Numa altura em que há mais designers que nunca a lutarem pelas atenções, a extravagância já não está entre as preferências dos consumidores, refere o WGSN. O público prefere modelos simples com que se possam relacionar. A monotonia das coleções tornou-se apelativa. A Bottega Veneta, conduzida pela criatividade de Daniel Lee, optou por peças comuns com detalhes peculiares que passam despercebidos aos olhos dos menos entendidos na matéria. Nesta perspetiva, a influenciadora Danielle Bernstein foi muito elogiada por conjugar peças mais usáveis na semana de moda.
Mudanças e normalidade
Foram vários os desfiles que tentaram contar uma história sobre a sociedade. Contudo, os temas polémicos foram considerados como sendo de mau gosto por parte das audiências.
Para homenagear a vulnerabilidade da sociedade, uma das modelos da Gucci caminhou pela passerelle com uma mensagem escrita nas mãos que dizia “saúde mental não é moda”. A ideia era mostrar que a moda pode atuar como um catalisador de mudanças, mas também pode representar um perigo para a sociedade.
A influenciadora Xenia Adonts confidenciou que recebeu muitas mensagens sobre o efeito que a intensidade da semana de moda estava a produzir na saúde mental nos seguidores do Instagram. «Se estou aborrecida e não acho interessante porque é uma sobrecarga de conteúdo, como é que as pessoas que não estão na indústria de moda vão achar interessante», escreveu.
O YouTuber James Charles publicou uma única fotografia da Marc Jacobs que acabou por se tornar a mais valiosa da semana de moda de Nova Iorque, de acordo com a empresa LaunchMetrics. Estes dados revelam que uma única publicação com um conteúdo pouco elaborado pode ter um bom desempenho e pode ser uma estratégia para as marcas adotarem.

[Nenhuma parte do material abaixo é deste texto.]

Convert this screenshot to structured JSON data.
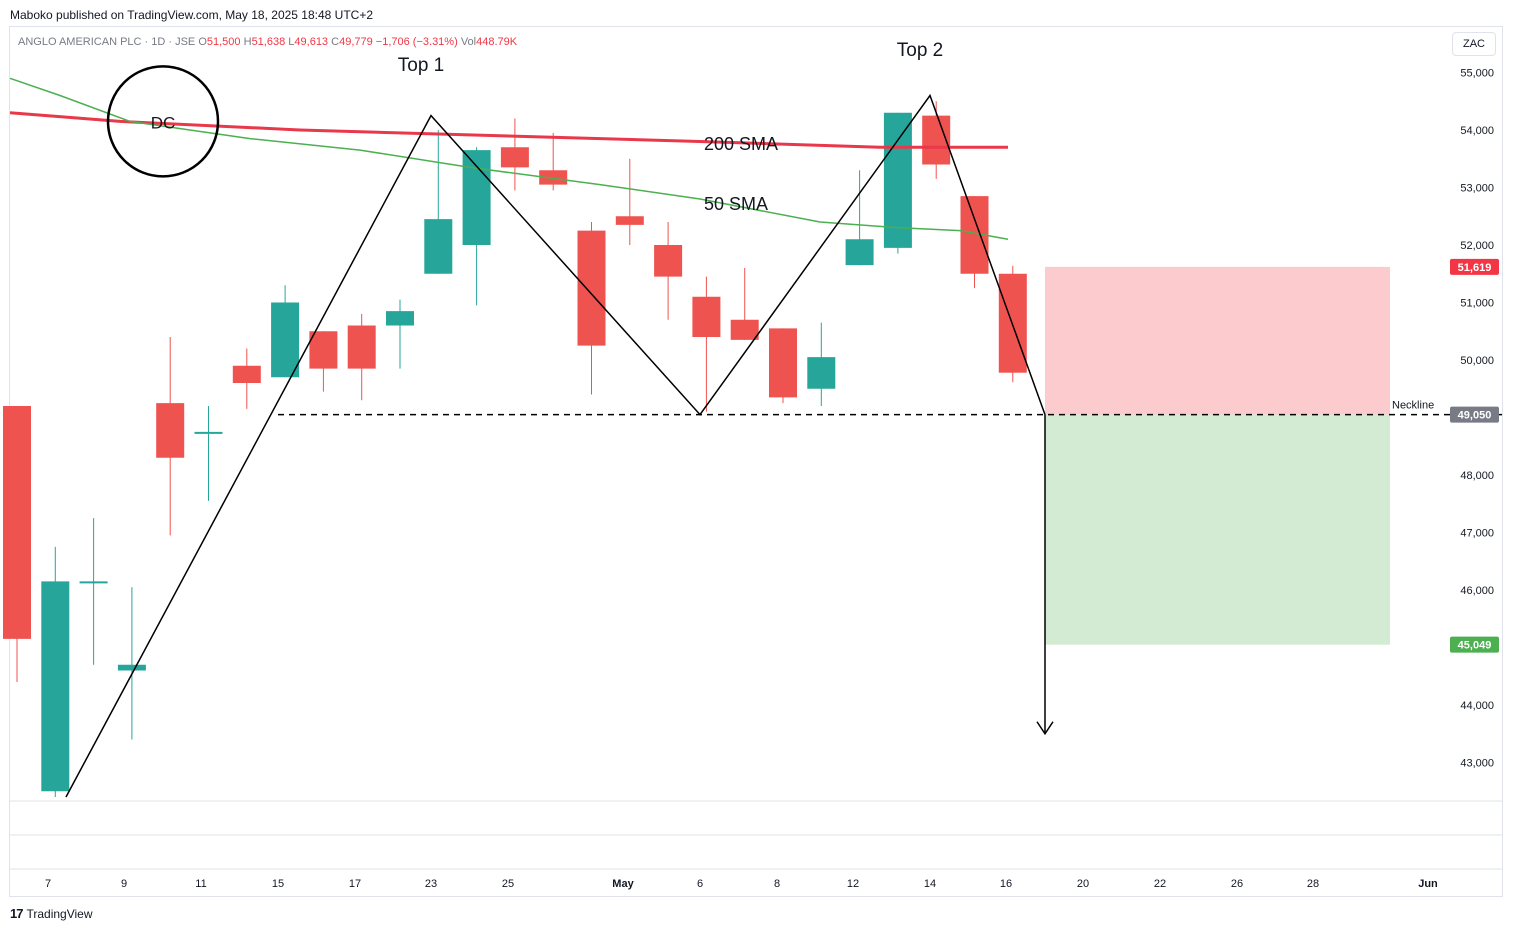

O amor próprio e a autoestima estão entre os temas mais fomentados na atualidade, no entanto, normalizar o corpo não está tão relacionado com os aspetos referidos, mas mais com a aceitação. Quanto mais as marcas estão abertas à inclusão, mais o processo de aceitação corporal se normaliza.
A Mugler alargou o número de tamanhos numa coleção ousada de lingerie. O designer Casey Cadwallader, à frente dos destinos criativos da marca, «não estava a explorar uma tendência, mas a abrir a marca à normalização de todos os corpos sem celebrar nenhum tamanho em particular», aponta o WGSN.
«Assisti a 27 desfiles e diria que quatro deles foram realmente inclusivos», afirmou a influenciadora Danielle Prescod, que pediu ao CFDA (Council of Fashion Designers of America) que implementasse mudanças que fossem ao encontro da inclusão.
Alegria nas passerelles
As marcas optaram por aproveitar um período menos positivo pelo qual a sociedade está a passar e levaram positivismo e alegria às coleções das semanas de moda.
A música deu ritmo e alegria às passerelles de Susan Alexandra, Issey Miyake e Deveaux. Já Marc Jacobs apresentou a coleção em jeito de celebração do sonho e abraçou o estilo eterno sem fronteiras.